Observing good oral hygiene alone will not prevent the growth of gum disease, tooth decay, or other infections in your mouth. Even if your toothbrush is rinsed well, it still can breed unhealthy bacteria. A toothbrush is like a Petri dish that breeds viruses, germs and harmful bacteria that thrive in a moist bathroom environment. Your toothbrush is a carrier of oral bacteria that may come from microorganisms gathered from the environment, from bacteria that have built up in your oral cavity, or from the unsterile packaging of your toothbrush. The bacteria on your toothbrush transfer to your mouth every time you brush your teeth.
It is important that your toothbrush is regularly sanitized. Sanitizing a toothbrush does not simply mean doing a quick rinse under the sink after you finish brushing. Especially if there is someone ill in the family with an infectious disease, sanitation is necessary. Sanitizing your toothbrush helps prevent the bacteria build up on it from worsening any kind of infection already in your mouth.
Some people believe that one way of sanitizing a toothbrush is by placing a cap on the toothbrush head or by storing it in a case.
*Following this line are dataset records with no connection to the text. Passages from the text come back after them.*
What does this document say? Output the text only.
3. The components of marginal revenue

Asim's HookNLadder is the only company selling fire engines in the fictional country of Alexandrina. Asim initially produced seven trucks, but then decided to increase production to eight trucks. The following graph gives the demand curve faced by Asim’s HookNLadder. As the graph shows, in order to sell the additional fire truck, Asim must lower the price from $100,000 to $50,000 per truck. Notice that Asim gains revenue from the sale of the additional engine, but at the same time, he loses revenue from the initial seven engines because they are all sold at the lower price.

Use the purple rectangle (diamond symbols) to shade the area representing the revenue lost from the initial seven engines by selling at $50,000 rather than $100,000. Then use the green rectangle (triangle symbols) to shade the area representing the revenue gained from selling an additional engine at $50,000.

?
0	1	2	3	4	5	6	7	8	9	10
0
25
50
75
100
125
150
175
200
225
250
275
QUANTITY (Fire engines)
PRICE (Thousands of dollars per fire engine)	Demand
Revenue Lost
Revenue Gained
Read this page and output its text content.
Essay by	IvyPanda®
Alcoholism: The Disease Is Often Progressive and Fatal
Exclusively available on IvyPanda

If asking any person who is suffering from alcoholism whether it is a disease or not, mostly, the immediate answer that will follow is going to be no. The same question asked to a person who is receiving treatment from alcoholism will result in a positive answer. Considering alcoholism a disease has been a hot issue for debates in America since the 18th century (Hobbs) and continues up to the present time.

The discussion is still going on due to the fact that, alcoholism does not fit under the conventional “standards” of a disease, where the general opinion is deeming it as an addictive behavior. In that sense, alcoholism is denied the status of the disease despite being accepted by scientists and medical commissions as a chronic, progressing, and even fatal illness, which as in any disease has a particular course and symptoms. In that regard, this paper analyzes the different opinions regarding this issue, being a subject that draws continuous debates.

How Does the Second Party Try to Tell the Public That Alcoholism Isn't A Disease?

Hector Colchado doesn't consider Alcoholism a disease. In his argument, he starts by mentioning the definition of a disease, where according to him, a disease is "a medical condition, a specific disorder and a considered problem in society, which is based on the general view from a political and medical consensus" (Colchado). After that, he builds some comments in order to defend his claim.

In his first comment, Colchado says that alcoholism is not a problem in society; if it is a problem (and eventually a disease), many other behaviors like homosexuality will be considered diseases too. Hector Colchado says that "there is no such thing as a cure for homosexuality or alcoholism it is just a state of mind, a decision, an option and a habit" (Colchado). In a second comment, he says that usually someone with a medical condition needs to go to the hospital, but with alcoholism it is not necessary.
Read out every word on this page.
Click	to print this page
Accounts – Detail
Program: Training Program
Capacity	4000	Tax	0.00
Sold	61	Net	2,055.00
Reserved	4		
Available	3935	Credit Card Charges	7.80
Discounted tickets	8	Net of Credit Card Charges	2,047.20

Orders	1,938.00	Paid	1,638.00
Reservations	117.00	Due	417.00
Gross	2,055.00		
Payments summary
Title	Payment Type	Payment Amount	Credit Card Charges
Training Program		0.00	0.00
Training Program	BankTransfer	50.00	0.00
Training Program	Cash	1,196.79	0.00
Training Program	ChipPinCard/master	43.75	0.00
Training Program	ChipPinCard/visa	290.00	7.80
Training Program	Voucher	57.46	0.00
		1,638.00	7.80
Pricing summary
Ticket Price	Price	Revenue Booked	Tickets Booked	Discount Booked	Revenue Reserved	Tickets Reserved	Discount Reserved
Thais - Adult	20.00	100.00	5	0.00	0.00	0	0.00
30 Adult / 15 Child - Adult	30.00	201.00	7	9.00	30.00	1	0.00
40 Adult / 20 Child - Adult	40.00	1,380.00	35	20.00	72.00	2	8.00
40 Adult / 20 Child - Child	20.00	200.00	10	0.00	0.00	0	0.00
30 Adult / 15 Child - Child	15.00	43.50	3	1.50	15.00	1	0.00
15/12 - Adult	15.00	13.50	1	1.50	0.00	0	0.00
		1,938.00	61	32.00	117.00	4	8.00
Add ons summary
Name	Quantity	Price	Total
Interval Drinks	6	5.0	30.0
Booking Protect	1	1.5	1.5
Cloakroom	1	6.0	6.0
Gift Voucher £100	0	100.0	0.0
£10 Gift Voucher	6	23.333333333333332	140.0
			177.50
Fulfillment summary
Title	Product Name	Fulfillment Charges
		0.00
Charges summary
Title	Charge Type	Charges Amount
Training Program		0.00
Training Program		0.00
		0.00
What these people do not realize is that enclosed environments build moisture that is conductive to the growth of microorganisms and bacteria. Enclosing the head with a cap or storing your toothbrush does not sanitize it.
Now that more people are becoming aware of the need to sanitize their toothbrushes, many toothbrush sanitization products are being manufactured. There are not enough studies to prove how effective it is to sanitize your toothbrush but since being preventive will not make things worse, you can sanitize your toothbrush by using any of the following suggested methods:
- Use commercially sold toothbrush sanitizers that claim to be effective in killing up to 99.99% of the bacteria and microorganisms lodged on your toothbrush.
- Submerge your toothbrush in an antiseptic mouthwash or an antibacterial solution like Listerine for around 15 to 20 minutes. The best anti-bacterial rinses have been proven to be as effective in sanitizing as commercial toothbrush sanitizers. Do not leave your toothbrush immersed in an antiseptic solution for more than 20 minutes. Leaving your toothbrush wet makes it a breeding ground for microorganisms. Make sure you air-dry your toothbrush after rinsing and sanitizing it.
- Reader’s Digest suggests placing your toothbrush for 15 seconds in a microwave to sanitize it. Radiation coming from the microwave can kill the bacteria, microbes and germs that live on your toothbrush.
- Another way to sanitize your toothbrush is by placing it in hot steam, dry heat or boiling water for around 5 minutes. Boiling will kill most of the bacteria, but depending on the quality of your toothbrush, boiling it several times could wear out its bristles.
- Aside from commercially sold toothbrush liquid sanitizers, there are available now in the market, ultraviolet sterilizing lamps that claim to be capable of killing harmful viruses and bacteria. Before a purchase, checkout reviews that prove they are effective and have been FDA approved.
To maintain the quality of your toothbrush:
- Always store your toothbrush in an open container and in an upright position.
- Make sure to replace your old toothbrush after three months.
- Thoroughly rinse your toothbrush after every use and air-dry it.
- Do not put a cap on your toothbrush head or store it in a case, closed container, or drawer. Closed environments and containers allow bacteria to breed and grow.